Il y a deux mondes, explique le savant, le monde exact et monde approximatif. Les Mundurukus ne connaissent que le second alors que nous mettons en avant l’exactitude, et pas seulement celles des trains, des horloges et de la politesse des rois. On le sait, les trains n’arrivent jamais à l’heure, les horloges ne sont jamais à l’heure pile comme le savent tous les réveils-matin et les rois sont plus ou moins fainéants. Plus astucieux que nous, les Mundurukus chérissent l’approximation. Par exemple, pour eux, le chiffre un n’est pas une entité définitive, il peut lorgner vers le deux. Chemin faisant, ils nous en apprennent grandement sur nos approximations.
Goutte à goutte
Pierre Pica adore les exemples des gouttes, des doigts et des secondes. Quand à la fin d’un repas on reprend une « petit goutte, juste une petite goutte », c’est une goutte qui en comprend des milliers, celles qui se pressent les unes contre les autres pour remplir un verre de vin. Il en va de même quand on prend deux doigts, juste deux doigts, de gnôle à l’heure du pousse café. Et ne disons rien de ceux qui sont à deux doigts de trouver la solution d’un problème, cela nous entraînerait trop loin, à des kilomètres. Quand on dit : « j’en ai pour deux secondes », chacun sait que cela veut dire au moins une minute voire une heure et pour un « je reviens dans une minute », comptez un bon quart d’heure. On était approximatif sans le savoir.

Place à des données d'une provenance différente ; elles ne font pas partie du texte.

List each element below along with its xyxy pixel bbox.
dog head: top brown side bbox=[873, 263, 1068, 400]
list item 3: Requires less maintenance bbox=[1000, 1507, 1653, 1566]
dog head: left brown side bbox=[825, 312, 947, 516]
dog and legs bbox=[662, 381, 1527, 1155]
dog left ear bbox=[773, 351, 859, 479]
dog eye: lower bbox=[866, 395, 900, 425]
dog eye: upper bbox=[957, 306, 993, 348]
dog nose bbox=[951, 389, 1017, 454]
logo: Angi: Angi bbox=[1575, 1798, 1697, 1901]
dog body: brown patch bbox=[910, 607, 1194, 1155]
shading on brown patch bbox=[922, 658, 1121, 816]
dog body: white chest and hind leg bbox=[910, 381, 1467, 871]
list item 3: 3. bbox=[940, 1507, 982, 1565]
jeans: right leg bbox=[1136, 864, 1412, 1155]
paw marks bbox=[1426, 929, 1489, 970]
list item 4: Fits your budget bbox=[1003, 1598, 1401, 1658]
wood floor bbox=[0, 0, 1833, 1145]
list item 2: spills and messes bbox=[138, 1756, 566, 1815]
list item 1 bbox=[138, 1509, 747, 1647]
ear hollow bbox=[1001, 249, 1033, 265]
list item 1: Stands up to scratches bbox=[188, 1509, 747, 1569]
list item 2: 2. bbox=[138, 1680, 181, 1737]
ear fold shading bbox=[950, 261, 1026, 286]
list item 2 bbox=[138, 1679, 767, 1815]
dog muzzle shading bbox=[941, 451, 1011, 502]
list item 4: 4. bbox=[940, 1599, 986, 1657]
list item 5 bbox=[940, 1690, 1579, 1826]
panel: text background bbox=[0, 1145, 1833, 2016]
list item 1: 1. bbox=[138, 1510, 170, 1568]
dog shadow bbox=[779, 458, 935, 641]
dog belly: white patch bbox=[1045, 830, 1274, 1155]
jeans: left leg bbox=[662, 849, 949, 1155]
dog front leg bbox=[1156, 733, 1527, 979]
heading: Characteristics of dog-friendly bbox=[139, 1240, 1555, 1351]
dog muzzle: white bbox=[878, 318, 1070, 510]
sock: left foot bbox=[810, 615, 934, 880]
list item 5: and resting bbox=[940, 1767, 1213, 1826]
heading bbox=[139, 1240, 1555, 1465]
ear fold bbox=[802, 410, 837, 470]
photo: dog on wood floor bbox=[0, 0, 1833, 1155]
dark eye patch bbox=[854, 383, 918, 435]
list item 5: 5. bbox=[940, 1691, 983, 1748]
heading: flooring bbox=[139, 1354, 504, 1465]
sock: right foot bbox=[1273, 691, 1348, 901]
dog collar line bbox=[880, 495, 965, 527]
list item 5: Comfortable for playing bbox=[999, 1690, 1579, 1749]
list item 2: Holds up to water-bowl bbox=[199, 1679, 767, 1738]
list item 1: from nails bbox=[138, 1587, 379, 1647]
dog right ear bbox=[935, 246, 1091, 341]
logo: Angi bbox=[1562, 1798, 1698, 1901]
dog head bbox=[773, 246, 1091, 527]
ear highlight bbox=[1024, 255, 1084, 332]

Chez le regretté acteur Daniel Emilfork, les livres n’étaient pas classés par auteurs mais par hauteurs. Né au Chili, peut-être avait-il des ancêtres amazoniens. Toujours est-il que les Mundurukus classent la banane et le bras dans la même catégorie puisque ces entités ont la même forme. Tout comme ils associent le café et les larmes, ces apôtres de la liquidité. Autre exemple que cite Emmanuelle Lafon-Pierre Pica : le bras levé. Le sprinter sur la ligne de départ du 100 mètres lève haut le bras, souvent les deux, lorsque le speaker énonce son nom. Quand on lève le bras, c’est jusqu’en haut. Le coureur envoyé par les Mundurukus se contentera, lui, de légèrement décoller vers le haut le bras habituellement positionné le long du corps. Pourquoi aller plus haut ? Via cette agréable conversation entre vertébrés, les Mundurukus nous font quitter notre petite lorgnette qui prend pour immuables des choses, des mots, des points de vue qui sont plus aléatoires qu’on ne veut bien le croire.
Théâtre de la Cité internationale, dans le cadre du Festival d’automne, ven 20h, sam 19h30, puis en version courte le 19 nov à la Fondation Cartier et le 28 nov au POC d’Alfortville.